Riverdale Farm, today, looking for turtles and snails.
I’ve been checking the news everyday, worrying, wondering when and where it will happen. It happened in my lovely city. Lisa tells her (more personal) story of being in Tel Aviv near where the bombing took place.
I was a soldier. I didn’t like it. I don’t have even ONE photo of myself in uniform. Although Israelis (man and woman) take this for granted – all of us served in the army - I realized that out of Israel the fact of me being a soldier truly surprises people. “You should write a book about it!” a bewildered Dutch friend once told me with enthusiasm.
Rachel, a photographer and a friend of a friend whom I didn’t see for more then a year (last time we met it was on Sheinkin street, she visiting from NYC me on my way to Toronto both of us lamenting the difficulties of the nomad’s life) has done an amazing photographic project on Israeli women soldiers. I was so happy to find her web site at Yahoo! Picks. Looking through her photographs I felt that somehow they manage to convey the unique reality of the Israeli society.

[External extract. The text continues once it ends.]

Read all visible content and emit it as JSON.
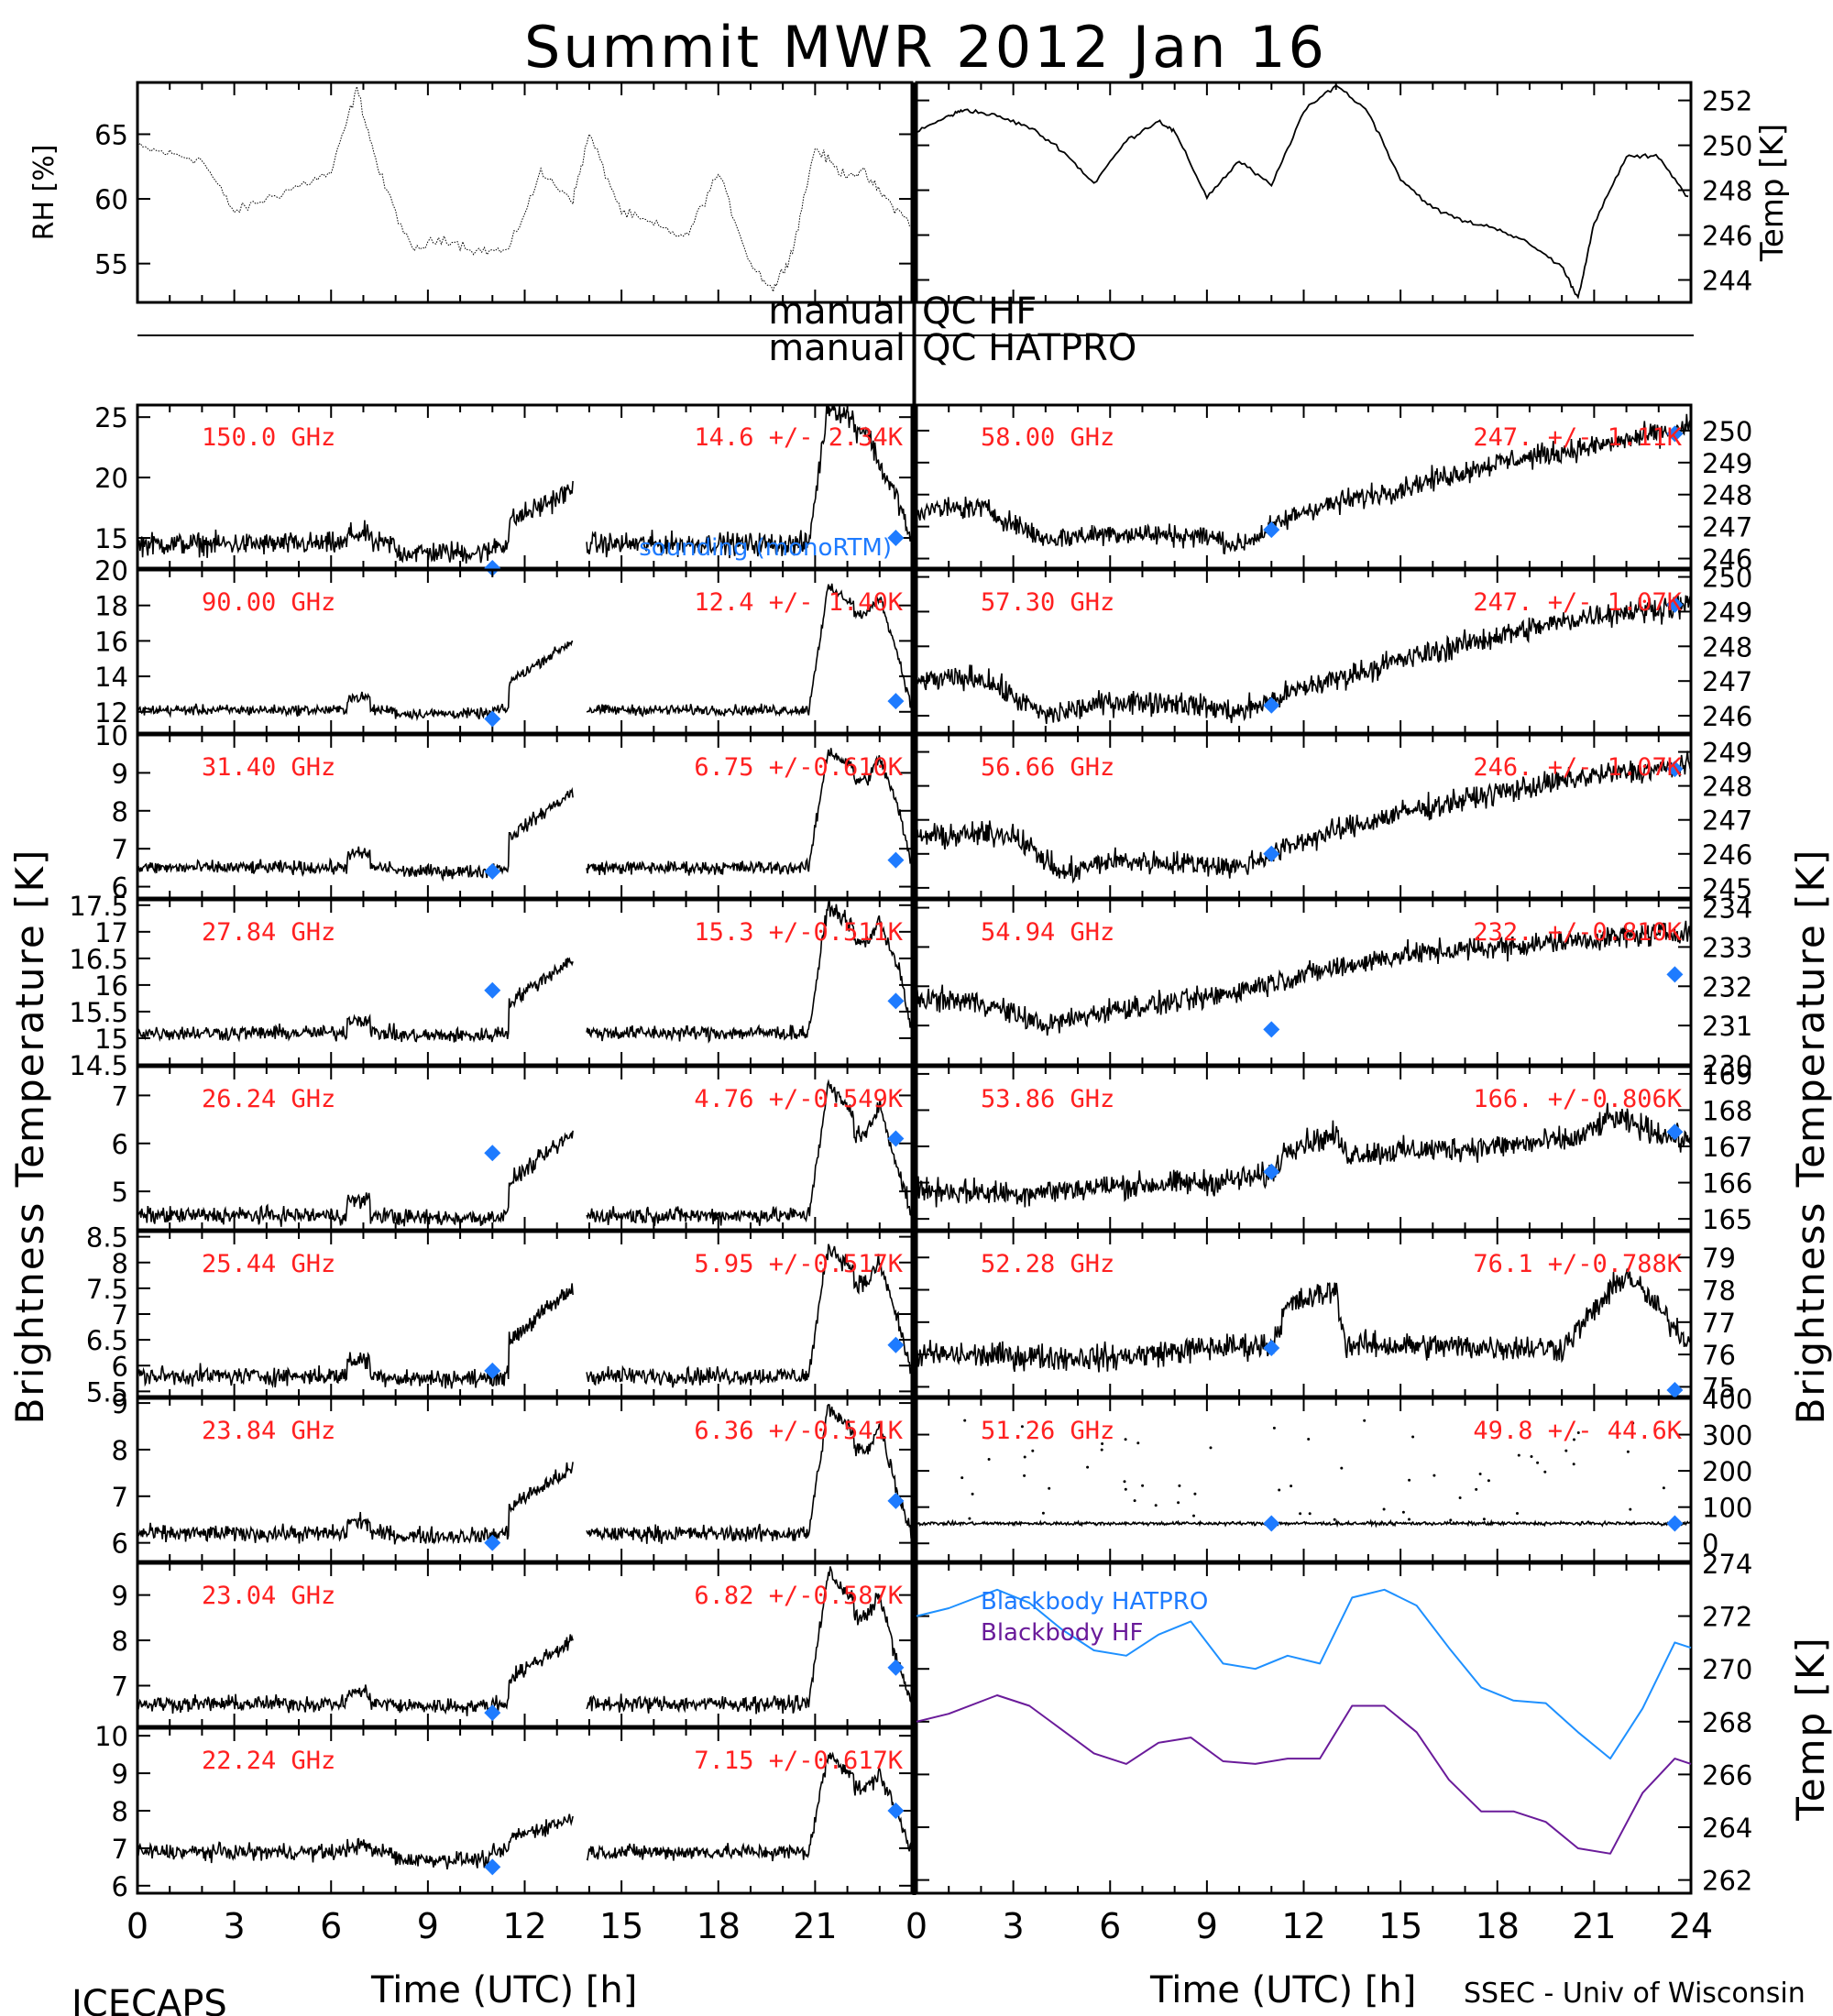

Reading Persepolis – a beautiful and highly recommended graphic novel telling "Marjane Satrapi's wise, funny, and heartbreaking memoir of growing up in Iran during the Islamic revolution." A guy I know from Daniel’s school excitedly approached me today: “I’ve seen you read Persepolis the other day on a porch in Mutual street (we were visiting friends). It’s exactly what happened to me! It’s my life story!” It took me a minute or two to understand what he was talking about but when I did it warmed my heart –how art enables us to connect and better understand each other. By reading the book I can understand what it was really like – being in Iran during that time – more than any news report could ever do. Reading that story enables me to understand where that friendly guy came from. He felt like sharing it with me because he saw me reading the book and thought that I might understand.